Wie ist das mit dem Abitur?

Neulich fiel mir ein Zeitungsartikel in die Hände, in dem es darum ging, dass das Abitur heute nichts Besonderes mehr sei, dass es eher das Besondere ist, es nicht zu haben. Nicht nur das Abitur, sondern auch die Bestnote mit einem Einser-Ergebnis werde von den meisten Schülern angestrebt. Um das zu erreichen, scheuen Eltern keine Mühen und Kosten und schicken ihre Kinder sogar zur Nachhilfe, damit aus einer eventuellen drei mindestens eine eins wird.

Das Abitur als Massenartikel? Das sollte es aber doch nicht sein, oder?

Es ist das Zeugnis der allgemeinen Hochschulreife, der Bildungsreife und wünschenswerterweise auch ein Zeugnis der menschlichen Reife.

Was macht diesen höchsten Abschluss auch zum beliebtesten Abschluss?

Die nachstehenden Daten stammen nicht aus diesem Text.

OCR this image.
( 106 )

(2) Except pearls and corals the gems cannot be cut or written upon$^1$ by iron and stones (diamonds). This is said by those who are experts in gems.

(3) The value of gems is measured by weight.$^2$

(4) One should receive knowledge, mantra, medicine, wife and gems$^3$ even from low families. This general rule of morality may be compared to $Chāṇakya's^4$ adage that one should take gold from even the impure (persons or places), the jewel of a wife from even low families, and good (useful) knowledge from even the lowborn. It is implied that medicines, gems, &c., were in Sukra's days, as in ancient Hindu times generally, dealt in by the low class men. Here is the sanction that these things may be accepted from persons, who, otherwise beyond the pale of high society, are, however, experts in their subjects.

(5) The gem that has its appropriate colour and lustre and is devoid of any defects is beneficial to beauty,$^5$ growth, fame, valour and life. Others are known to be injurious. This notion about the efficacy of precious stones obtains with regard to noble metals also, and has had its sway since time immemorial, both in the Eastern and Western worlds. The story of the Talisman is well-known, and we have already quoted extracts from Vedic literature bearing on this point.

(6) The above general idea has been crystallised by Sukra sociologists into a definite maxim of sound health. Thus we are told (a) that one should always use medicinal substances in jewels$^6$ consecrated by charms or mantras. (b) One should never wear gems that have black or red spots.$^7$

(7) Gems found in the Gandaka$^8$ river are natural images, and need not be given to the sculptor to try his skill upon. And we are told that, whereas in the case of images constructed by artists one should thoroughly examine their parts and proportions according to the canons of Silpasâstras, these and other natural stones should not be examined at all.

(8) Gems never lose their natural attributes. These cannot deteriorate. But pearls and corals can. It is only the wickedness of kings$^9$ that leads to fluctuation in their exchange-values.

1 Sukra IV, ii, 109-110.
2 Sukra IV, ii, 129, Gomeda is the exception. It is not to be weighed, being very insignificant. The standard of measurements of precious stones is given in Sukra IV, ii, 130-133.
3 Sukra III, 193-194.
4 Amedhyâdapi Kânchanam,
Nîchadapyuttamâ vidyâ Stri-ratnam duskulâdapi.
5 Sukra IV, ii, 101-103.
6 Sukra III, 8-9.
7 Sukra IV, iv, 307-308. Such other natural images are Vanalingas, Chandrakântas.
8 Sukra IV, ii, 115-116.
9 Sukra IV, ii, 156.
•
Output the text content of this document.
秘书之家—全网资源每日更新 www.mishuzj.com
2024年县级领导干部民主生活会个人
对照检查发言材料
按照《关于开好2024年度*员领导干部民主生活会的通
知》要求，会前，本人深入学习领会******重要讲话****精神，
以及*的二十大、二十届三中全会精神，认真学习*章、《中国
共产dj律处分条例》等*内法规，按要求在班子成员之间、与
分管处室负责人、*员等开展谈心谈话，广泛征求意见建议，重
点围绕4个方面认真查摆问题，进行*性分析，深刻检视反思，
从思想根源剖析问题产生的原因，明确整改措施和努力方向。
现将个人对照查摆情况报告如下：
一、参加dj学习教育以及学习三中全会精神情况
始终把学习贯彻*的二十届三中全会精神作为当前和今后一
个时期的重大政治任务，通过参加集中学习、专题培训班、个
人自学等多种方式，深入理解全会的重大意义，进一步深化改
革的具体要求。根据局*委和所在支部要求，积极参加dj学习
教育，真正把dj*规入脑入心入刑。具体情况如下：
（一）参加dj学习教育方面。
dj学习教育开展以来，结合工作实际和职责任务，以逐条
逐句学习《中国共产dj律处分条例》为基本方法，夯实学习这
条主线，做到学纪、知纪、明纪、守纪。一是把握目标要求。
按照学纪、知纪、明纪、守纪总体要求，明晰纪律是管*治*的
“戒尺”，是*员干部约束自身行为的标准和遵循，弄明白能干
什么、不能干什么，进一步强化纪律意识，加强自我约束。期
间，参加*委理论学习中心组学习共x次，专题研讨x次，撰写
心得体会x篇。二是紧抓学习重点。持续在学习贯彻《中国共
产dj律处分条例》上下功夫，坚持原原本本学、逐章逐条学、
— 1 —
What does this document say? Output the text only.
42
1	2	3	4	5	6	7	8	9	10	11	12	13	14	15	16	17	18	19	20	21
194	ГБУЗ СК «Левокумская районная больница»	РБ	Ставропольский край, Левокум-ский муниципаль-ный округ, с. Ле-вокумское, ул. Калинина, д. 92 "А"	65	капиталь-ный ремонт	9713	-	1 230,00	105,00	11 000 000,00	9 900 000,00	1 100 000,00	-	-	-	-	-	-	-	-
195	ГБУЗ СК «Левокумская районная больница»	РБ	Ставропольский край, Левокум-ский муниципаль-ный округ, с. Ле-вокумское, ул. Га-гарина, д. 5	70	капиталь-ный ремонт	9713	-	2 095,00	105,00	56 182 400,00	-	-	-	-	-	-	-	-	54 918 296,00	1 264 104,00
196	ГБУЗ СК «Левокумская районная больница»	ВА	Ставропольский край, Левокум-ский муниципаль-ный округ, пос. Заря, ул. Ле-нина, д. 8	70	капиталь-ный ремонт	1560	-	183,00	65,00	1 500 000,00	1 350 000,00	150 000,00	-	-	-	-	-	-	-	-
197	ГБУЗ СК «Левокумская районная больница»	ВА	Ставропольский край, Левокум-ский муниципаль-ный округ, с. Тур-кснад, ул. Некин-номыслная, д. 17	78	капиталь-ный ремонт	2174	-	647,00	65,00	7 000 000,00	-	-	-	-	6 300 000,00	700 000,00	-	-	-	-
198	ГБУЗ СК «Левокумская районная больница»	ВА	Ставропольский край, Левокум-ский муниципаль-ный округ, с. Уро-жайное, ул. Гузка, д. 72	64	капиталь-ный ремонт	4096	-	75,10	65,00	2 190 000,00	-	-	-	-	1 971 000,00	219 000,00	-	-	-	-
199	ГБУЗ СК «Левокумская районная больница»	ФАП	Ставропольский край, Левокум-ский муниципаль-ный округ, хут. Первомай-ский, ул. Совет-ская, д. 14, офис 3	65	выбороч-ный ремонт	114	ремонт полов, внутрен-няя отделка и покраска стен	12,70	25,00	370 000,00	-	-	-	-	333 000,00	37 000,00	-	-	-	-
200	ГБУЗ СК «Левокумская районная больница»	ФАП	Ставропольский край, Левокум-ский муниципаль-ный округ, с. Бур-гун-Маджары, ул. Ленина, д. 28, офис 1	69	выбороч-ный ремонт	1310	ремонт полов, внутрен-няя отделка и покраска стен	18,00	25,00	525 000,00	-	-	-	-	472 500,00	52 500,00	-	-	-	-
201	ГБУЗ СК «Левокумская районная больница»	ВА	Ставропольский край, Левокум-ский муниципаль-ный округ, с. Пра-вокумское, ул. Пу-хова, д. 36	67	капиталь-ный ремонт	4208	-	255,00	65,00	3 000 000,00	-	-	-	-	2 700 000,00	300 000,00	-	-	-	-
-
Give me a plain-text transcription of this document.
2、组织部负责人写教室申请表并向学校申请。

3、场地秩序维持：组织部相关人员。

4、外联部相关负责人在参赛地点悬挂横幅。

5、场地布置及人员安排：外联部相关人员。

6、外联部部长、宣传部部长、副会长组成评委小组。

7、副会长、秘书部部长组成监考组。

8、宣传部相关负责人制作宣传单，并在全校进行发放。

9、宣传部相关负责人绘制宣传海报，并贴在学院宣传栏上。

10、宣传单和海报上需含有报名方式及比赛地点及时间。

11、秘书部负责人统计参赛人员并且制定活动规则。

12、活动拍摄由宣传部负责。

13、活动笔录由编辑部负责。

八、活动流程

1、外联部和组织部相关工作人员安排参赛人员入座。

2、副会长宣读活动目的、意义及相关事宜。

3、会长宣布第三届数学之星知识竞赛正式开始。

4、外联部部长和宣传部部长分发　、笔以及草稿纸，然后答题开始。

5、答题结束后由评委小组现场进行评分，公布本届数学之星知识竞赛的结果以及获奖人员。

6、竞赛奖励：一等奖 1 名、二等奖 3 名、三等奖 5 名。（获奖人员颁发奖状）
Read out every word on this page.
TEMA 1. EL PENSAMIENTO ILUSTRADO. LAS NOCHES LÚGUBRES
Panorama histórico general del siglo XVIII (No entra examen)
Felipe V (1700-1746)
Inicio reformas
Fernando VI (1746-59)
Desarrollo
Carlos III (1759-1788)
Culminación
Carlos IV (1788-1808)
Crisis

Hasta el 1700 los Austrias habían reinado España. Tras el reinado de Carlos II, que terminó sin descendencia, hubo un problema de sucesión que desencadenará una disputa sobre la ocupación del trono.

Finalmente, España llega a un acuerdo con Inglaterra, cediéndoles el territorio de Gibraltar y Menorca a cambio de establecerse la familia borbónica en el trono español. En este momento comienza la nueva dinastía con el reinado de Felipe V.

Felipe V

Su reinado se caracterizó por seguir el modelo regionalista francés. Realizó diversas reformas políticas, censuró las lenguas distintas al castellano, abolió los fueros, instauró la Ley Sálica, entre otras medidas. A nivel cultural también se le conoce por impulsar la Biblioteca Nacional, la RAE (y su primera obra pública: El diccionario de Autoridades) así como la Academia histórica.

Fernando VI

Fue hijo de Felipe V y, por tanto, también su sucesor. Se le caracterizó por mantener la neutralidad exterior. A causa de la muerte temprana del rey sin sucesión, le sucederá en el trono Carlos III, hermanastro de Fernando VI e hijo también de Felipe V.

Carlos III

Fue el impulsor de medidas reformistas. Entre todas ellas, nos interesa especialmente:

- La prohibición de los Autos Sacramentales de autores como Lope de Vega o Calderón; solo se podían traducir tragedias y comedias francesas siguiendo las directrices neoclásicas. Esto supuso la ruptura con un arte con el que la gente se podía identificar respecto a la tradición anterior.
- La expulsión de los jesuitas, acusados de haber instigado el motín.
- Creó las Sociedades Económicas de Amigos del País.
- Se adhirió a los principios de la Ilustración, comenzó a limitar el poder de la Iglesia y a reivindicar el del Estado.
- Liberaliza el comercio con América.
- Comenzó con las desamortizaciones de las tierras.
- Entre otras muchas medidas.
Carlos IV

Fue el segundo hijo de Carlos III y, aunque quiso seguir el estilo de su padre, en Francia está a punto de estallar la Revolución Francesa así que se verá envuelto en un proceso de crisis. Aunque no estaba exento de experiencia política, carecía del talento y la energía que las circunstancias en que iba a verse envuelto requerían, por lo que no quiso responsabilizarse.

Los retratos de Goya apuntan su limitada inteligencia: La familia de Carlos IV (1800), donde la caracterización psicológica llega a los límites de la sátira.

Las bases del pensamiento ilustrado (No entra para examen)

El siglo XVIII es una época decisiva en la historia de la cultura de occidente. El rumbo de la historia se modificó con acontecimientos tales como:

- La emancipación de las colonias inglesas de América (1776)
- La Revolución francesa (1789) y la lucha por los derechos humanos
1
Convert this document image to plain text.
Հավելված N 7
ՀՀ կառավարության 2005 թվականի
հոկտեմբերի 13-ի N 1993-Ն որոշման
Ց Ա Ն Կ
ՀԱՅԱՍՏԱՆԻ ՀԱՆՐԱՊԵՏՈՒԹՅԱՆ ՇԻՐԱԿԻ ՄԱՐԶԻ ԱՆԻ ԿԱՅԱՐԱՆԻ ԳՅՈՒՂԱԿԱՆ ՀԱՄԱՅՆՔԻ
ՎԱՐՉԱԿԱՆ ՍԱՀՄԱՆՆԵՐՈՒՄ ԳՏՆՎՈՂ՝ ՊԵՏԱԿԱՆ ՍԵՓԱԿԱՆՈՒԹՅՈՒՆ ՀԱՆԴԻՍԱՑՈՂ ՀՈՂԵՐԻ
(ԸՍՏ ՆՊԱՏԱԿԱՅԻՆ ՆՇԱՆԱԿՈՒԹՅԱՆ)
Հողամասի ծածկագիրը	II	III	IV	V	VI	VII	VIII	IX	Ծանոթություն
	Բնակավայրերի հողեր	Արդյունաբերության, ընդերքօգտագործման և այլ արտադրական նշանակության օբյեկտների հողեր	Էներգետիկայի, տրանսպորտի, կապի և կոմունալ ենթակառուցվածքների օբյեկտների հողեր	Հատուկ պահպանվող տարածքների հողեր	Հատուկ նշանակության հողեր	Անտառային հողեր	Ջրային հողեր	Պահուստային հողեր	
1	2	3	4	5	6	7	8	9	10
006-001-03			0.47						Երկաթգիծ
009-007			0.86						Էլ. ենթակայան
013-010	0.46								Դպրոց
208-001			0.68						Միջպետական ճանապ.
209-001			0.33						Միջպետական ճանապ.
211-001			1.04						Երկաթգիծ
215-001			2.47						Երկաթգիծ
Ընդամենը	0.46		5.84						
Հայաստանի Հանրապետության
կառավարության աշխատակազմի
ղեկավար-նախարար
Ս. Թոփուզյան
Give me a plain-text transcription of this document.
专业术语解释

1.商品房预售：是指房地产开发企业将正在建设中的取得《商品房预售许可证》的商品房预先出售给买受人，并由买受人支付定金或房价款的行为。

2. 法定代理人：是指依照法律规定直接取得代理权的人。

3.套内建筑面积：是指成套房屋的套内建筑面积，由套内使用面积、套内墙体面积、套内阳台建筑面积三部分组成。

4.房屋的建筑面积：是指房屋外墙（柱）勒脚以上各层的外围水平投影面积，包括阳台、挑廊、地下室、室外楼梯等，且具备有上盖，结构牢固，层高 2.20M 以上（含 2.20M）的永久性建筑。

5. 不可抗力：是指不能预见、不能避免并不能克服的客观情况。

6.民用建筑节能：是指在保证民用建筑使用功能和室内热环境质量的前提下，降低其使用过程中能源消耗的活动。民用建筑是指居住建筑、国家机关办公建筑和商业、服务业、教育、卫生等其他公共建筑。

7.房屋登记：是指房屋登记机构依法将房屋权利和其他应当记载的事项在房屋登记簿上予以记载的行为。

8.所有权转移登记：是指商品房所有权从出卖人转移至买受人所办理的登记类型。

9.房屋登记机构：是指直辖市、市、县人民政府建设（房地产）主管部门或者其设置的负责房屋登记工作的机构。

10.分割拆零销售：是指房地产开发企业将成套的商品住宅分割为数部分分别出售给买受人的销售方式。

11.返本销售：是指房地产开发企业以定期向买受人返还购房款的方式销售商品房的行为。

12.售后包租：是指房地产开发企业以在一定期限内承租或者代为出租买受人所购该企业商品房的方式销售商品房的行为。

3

Seit Jahren wird bemängelt, dass viele Ausbildungen an ein Abitur gekoppelt sind, für die vor einigen Jahren noch ein Realschul- oder ein Hauptschulabschluss reichte. Nicht jeder hat das Zeug für ein Studium und mit einem mittelmäßigen Abitur kann man keine Fächer mit einem Numerus Clausus studieren. Nimmt der Abiturient dann ein Fach, was ihn gar nicht sonderlich interessiert, mit der Option, nach dem Abschluss wenigstens eine gute Stange Geld zu verdienen?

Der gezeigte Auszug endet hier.